Entscheidungsschlacht und Tod. Absaloms neu formierte Streitkräfte wurden von Davids erfahrenen Kämpfern vernichtend geschlagen. Die Schlacht erstreckte sich bis in den Wald von Ephraim. Als Absalom auf seinem königlichen Maultier zu entkommen suchte, geriet er in das untere Geäst eines großen Baumes und blieb allem Anschein nach mit dem Kopf in einer Astgabel hängen, sodass er in der Luft schwebte. Der Mann, der Joab berichtete, er habe Absalom gesehen, sagte, er würde niemals Davids Befehl zuwiderhandeln und Absalom erschlagen, selbst wenn er „tausend Silberstücke [wenn es Schekel waren, ca. 2200 $]“ bekäme. Joab hatte jedoch keine solchen Hemmungen. Er trieb drei Speere in das Herz Absaloms, und danach schlossen sich zehn seiner Männer ihrem Heerführer an und machten sich an Absaloms Tod mitverantwortlich. Danach wurde Absaloms Leiche in eine Höhlung geworfen und mit einem Steinhaufen bedeckt, da man ihn nicht für würdig hielt, begraben zu werden (2Sa 18:6-17; vgl. Jos 7:26; 8:29).

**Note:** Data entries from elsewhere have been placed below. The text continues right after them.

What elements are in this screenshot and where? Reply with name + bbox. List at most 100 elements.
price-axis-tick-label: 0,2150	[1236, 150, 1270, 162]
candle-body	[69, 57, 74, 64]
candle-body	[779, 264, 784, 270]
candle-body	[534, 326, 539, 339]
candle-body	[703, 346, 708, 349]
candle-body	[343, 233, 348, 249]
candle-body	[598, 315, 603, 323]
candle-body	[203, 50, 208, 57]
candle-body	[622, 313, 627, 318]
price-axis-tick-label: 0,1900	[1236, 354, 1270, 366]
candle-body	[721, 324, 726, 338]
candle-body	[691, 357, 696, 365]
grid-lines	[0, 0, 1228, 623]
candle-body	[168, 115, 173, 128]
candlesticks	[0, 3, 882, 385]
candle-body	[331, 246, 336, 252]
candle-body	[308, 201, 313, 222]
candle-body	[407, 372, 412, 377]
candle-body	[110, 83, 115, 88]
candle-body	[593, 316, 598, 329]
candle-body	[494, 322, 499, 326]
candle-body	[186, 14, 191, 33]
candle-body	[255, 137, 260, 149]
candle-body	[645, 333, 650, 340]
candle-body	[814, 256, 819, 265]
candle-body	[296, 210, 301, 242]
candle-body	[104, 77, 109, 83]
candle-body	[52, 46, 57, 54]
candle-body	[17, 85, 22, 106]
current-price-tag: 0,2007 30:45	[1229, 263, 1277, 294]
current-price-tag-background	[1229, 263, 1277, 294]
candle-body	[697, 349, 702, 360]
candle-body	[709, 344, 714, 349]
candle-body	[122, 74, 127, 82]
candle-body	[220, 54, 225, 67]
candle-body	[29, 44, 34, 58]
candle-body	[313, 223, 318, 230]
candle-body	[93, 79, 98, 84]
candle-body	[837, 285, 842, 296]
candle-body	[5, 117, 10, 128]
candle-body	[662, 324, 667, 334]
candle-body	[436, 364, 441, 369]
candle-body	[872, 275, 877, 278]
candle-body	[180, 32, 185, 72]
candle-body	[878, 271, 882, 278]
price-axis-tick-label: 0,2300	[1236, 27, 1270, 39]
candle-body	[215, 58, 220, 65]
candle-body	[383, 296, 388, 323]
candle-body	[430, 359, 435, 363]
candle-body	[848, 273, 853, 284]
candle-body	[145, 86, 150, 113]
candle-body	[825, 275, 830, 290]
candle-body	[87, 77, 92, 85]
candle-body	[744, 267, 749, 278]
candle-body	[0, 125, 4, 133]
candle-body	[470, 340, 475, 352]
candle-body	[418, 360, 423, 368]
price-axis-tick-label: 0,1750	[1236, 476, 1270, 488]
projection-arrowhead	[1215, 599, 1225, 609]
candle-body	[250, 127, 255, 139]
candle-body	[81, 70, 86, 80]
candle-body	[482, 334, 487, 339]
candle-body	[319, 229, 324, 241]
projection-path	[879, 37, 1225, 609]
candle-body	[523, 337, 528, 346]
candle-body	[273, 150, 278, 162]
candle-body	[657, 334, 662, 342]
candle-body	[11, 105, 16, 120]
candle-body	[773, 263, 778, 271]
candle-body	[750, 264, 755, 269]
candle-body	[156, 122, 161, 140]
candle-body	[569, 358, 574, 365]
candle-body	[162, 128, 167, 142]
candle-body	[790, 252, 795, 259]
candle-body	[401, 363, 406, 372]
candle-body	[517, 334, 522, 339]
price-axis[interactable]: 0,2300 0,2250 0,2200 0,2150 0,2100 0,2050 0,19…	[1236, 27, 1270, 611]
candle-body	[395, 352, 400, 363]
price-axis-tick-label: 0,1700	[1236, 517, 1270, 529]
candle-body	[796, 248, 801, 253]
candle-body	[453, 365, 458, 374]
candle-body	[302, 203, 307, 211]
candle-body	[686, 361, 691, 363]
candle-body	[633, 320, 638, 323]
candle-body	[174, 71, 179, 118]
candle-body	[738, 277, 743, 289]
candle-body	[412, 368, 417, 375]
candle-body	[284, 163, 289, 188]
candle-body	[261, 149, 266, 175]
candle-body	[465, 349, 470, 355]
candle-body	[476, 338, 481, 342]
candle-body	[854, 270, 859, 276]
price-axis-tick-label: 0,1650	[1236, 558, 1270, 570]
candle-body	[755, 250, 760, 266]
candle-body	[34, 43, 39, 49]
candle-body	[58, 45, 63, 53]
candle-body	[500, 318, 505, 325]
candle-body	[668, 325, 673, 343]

Als Boten zu David nach Mahanajim kamen, erkundigte er sich zuerst nach seinem Sohn. Als er von dem Tod Absaloms hörte, stieg er zum Dachgemach hinauf und rief im Gehen: „Mein Sohn Absalom, mein Sohn, mein Sohn Absalom! O dass ich, ja ich, statt deiner gestorben wäre, Absalom, mein Sohn, mein Sohn!“ (2Sa 18:24-33). Nur die freimütigen, unverblümten Worte und Argumente Joabs rissen David aus seinem großen Kummer über das tragische Ende dieses so gut aussehenden und einfallsreichen jungen Mannes, dessen brennender Ehrgeiz ihn nicht nur veranlasst hatte, gegen Gottes Gesalbten zu kämpfen, sondern ihn auch ins Verderben gestürzt hatte (2Sa 19:1-8; vgl. Spr 24:21, 22).
Gemäß der Überschrift des 3. Psalms soll David diesen Psalm zur Zeit der Auflehnung Absaloms geschrieben haben.
Absaloms Denkmal. Eine Säule, die Absalom in der „Tiefebene des Königs“ (auch „Tiefebene Schawe“ genannt) in der Nähe von Jerusalem aufstellte (2Sa 18:18; 1Mo 14:17). Er errichtete dieses Denkmal, weil er keine Söhne hatte, durch die sein Name nach seinem Tod erhalten geblieben wäre. Anscheinend waren seine drei Söhne, die in 2. Samuel 14:27 erwähnt werden, jung gestorben. Absalom wurde nicht bei seinem Denkmal begraben, sondern in eine Höhlung im Wald von Ephraim geworfen (2Sa 18:6, 17).
Eine aus dem Felsen gehauene Säule im Kidrontal wird als „Absaloms Grab“ bezeichnet, doch ihr Baustil verrät, dass sie aus griechisch-römischer Zeit, möglicherweise aus der Zeit des Herodes, stammt. Die Verbindung mit dem Namen Absalom ist somit unbegründet.